The Biden campaign will spend over $14.5 million on advertisements to target the elderly, this week. The campaign created an emotional television ad, entitled “didn’t matter.” The ad follows a family who lost a grandparent to the coronavirus. The late grandmother’s granddaughter speaks into the camera, describing her grandmother’s passing “it was difficult to comprehend how quickly every kind of spiraled downward. We didn’t even know that she had COVID, until a week later and her passing.”
“The President made a huge mistake in downplaying this virus. There was a lack of leadership, a lack of responsibility, and a lack of resources. I felt like our elderly have not been a priority for this administration, that they don’t matter. And I feel like my grandmother didn’t matter,” the family continued. “The last time I saw my grandmother, we weren’t going to be allowed in the hospital. We asked if we could videochat her, and everyone could say a little something. We gathered the family. We prayed, but the fact that she was alone, it just breaks my heart.”
Biden’s COVID-19 plan
Biden proposes an eight-point plan to reverse Trump’s “lack of leadership.” For workers Biden’s plan would provide guaranteed coronavirus testing and personal protective equipment, guarantee paid sick leave, and require employers to comply with social distancing requirements, punishing those who fail to do so. The plan would also build a national contact tracing workforce, ensure retail compliance with social distancing protocol, provide additional relief to small businesses, and help schools reopen safely.

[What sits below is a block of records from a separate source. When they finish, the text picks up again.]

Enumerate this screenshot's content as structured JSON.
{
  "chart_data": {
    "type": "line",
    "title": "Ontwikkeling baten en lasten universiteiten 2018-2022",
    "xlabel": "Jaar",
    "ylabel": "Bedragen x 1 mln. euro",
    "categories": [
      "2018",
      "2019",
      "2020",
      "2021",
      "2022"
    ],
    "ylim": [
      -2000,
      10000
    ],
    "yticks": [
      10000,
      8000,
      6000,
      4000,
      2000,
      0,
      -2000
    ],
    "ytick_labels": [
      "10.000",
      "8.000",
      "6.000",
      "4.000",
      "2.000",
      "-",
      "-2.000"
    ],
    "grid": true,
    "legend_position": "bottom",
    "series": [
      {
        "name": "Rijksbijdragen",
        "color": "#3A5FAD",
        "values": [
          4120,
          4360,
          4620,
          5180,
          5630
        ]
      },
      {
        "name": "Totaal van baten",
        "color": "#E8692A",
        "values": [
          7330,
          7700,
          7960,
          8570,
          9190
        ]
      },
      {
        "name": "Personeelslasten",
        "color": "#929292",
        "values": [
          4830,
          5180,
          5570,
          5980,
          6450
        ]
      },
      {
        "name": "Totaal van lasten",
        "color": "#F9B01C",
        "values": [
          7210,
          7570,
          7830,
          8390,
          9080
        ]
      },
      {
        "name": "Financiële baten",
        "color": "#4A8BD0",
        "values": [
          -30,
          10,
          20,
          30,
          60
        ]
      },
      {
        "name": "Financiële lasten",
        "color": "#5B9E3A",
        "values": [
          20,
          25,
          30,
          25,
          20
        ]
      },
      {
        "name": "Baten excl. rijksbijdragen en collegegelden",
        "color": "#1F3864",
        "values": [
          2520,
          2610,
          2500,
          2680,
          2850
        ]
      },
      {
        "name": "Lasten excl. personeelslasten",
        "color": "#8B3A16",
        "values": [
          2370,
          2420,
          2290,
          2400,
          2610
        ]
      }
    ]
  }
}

For seniors, the plan promises to prevent employer discrimination against elderly workers, allow limited visitation to long-term care facilities, and provide Americans with an accessible COVID-19 database to remain informed about the progression of the virus.
Biden’s campaign identified the pandemic as a winning political issue for Biden in the beginning of the year. A campaign staffer told the Washington Post, “from really January on, Vice President Biden has been laser-focused on the rising risk to the American people presented by this pandemic.”
President Trump largely left pandemic response to state and local officials. This Sunday, for example, asked on Fox News why he refused to issue a national order to wear masks, Trump responded “I leave it up to the governors.”
The President, however, criticized Democratic state officials who did not lift stay-at-home orders yet. In mid-May, Trump demanded Virginia, Minnesota, and Michigan lift stay-at-home orders to “liberate” residents.
The Trump campaign chooses instead to focus on ongoing Black Lives Matter protests. Their campaign bets that voters want to hear the President “talk about law and order,” said one campaign adviser. Operation Legend, a Department of Justice initiative, sends thousands of agents to cities, not invited by local officials, to shut down protests, exercising federal authority in a strategic way instead of focusing that authority on a strong executive pandemic response.
The election will decide whether Trump’s culture wars pitch can resonate with voters under extenuating circumstances, like the COVID-19 pandemic. Seniors are consistently the most conservative age group and the group most at risk of the coronavirus. The Biden campaign’s pitch to seniors indicates that the Vice President believes the COVID-19 pandemic will outweigh all other issues in the 2020 election.